La cocina es de esos espacios que para unos suponen un refugio, para otros un lugar de paso y para otros, un espacio que quizá está bastante desaprovechado en la casa. Sea cual sea tu forma de vivir la cocina, seguro que buscas una forma más eficiente de tenerla organizada para que cuando busques algo, sea muy a menudo o cada lustro, sepas dónde está y todo esté perfectamente ordenado.

Menos ordenar y más organizar

La clave para que un espacio se mantenga ordenado no está en ser la persona más pulcra del planeta y pasar medio día recogiendo y colocando cosas. El asunto va más enfocado a tener una buena organización, y eso pasa por ser conscientes de nuestros hábitos y rutinas para que todo lo necesario esté al alcance la mano y podamos acceder a ello y recogerlo con un solo gesto.

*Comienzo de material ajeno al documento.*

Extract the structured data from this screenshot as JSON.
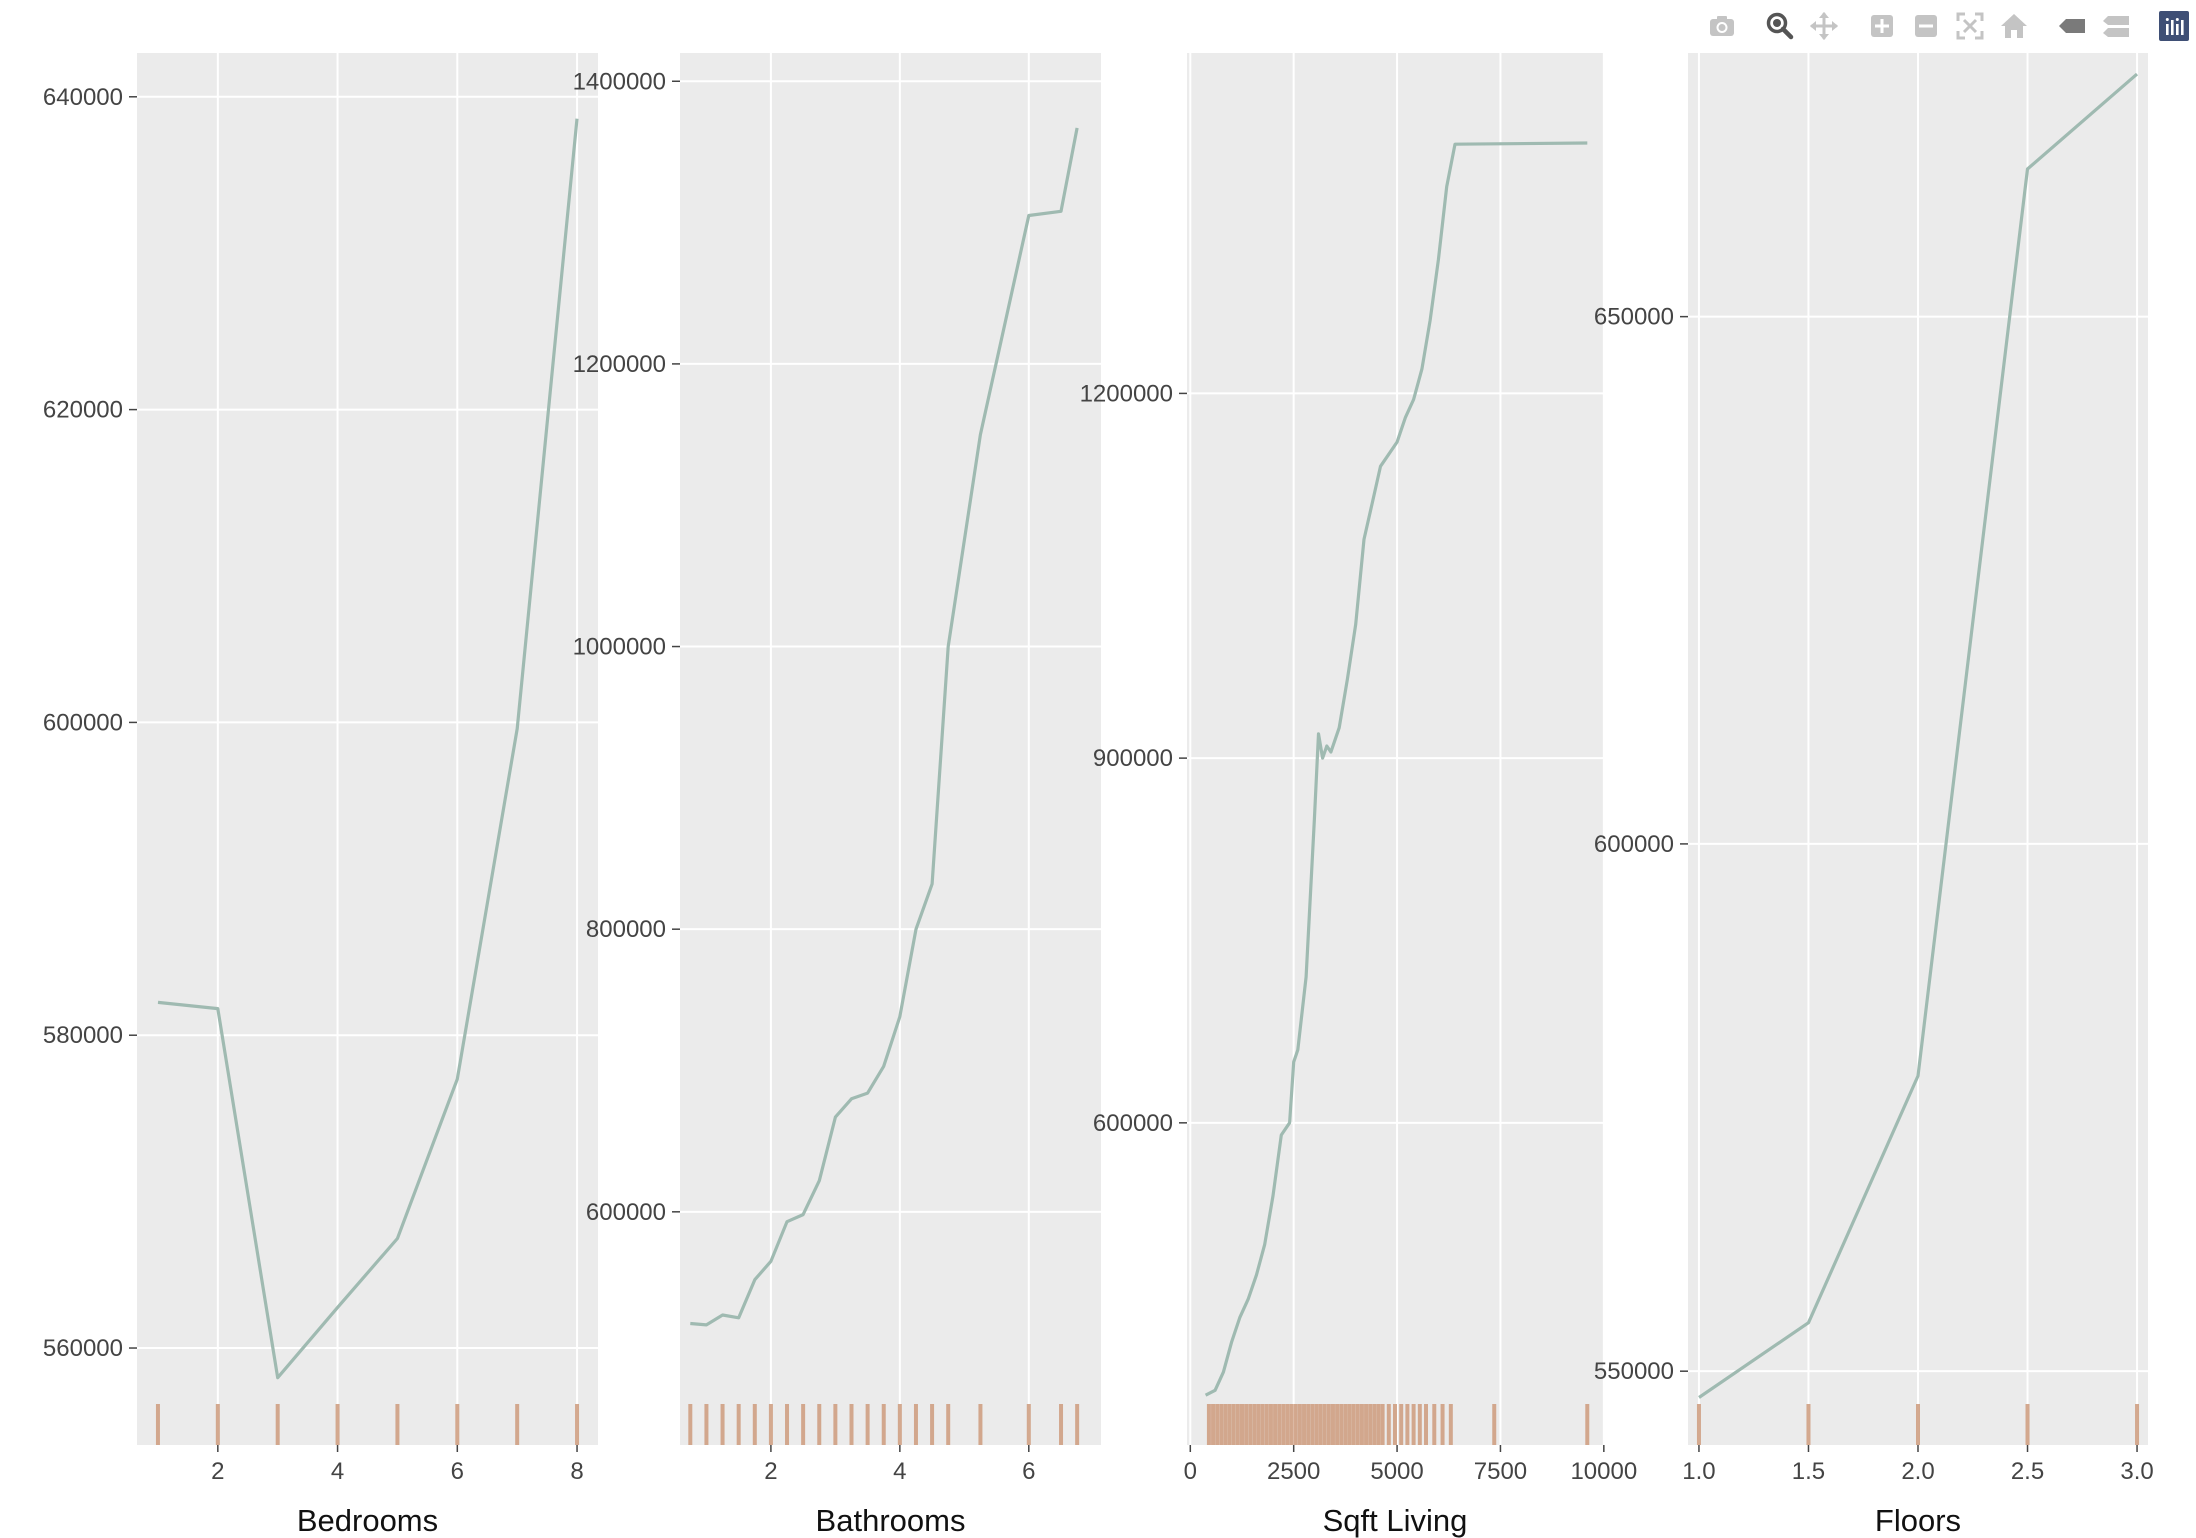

La aplicación práctica de esto que acabamos de decir es que a la larga, nos ahorrará mucho más tiempo y nos ayudará a mantener de manera más eficiente el orden colocar todo usando la lógica.

Así, si por ejemplo hay una sartén y una cazuela que usamos con mayor asiduidad, estas deben estar en la parte exterior de los cajones, no al fondo y bajo otras cuatro. Este gesto, que parece de lógica no es aplicado por todo el mundo por igual, ni tampoco en todos los espacios.

Y no somos conscientes de que mover todo para sacarlas y volverlas a guardar nos hará dedicarle más tiempo al proceso y a veces, incluso, hacer que no las guardemos solo por no ponernos a hacer todo eso.

Organizadores y cajas

Con los cubiertos debemos hacer lo mismo. Hay que dejar accesibles los que utilicemos más a menudo, tanto para comer como para cocinar. Y para eso, por suerte, disponemos de una fantástica opción que son los organizadores de cajón. Los hay ya con las separaciones adecuadas para estos útiles, no obstante, si queremos organizarlos de otra manera y para otras cosas, también existen organizadores por módulos para que podamos encajarlos a nuestro gusto.

Y lo mismo sucede con las estanterías. Hay quien no quiere ver cajas o recipientes al margen de los que vienen del supermercado, pero en algunos casos es muy útil, por ejemplo cuando subdividimos los cajones de la nevera para las frutas y verduras con pequeñas cestas en las que colocar cada una de las variedades que la pueblan.

También para almacenar la pasta o los cereales. Así veremos en todo momento si nos queda cantidad suficiente para las próximas semanas, tendremos un solo recipiente para cada cosa y no habrá varios paquetes circulando por el cajón.

Ahorrar espacio

Y si nuestra preocupación es el espacio en la encimera o el fregadero, podemos optar por hacernos con piezas extensibles, especialmente a la hora de comprar escurridores. Los hay que se adaptan a la forma del fregadero y luego se recogen con la misma facilidad, lo que hace que ocupen muy poco espacio.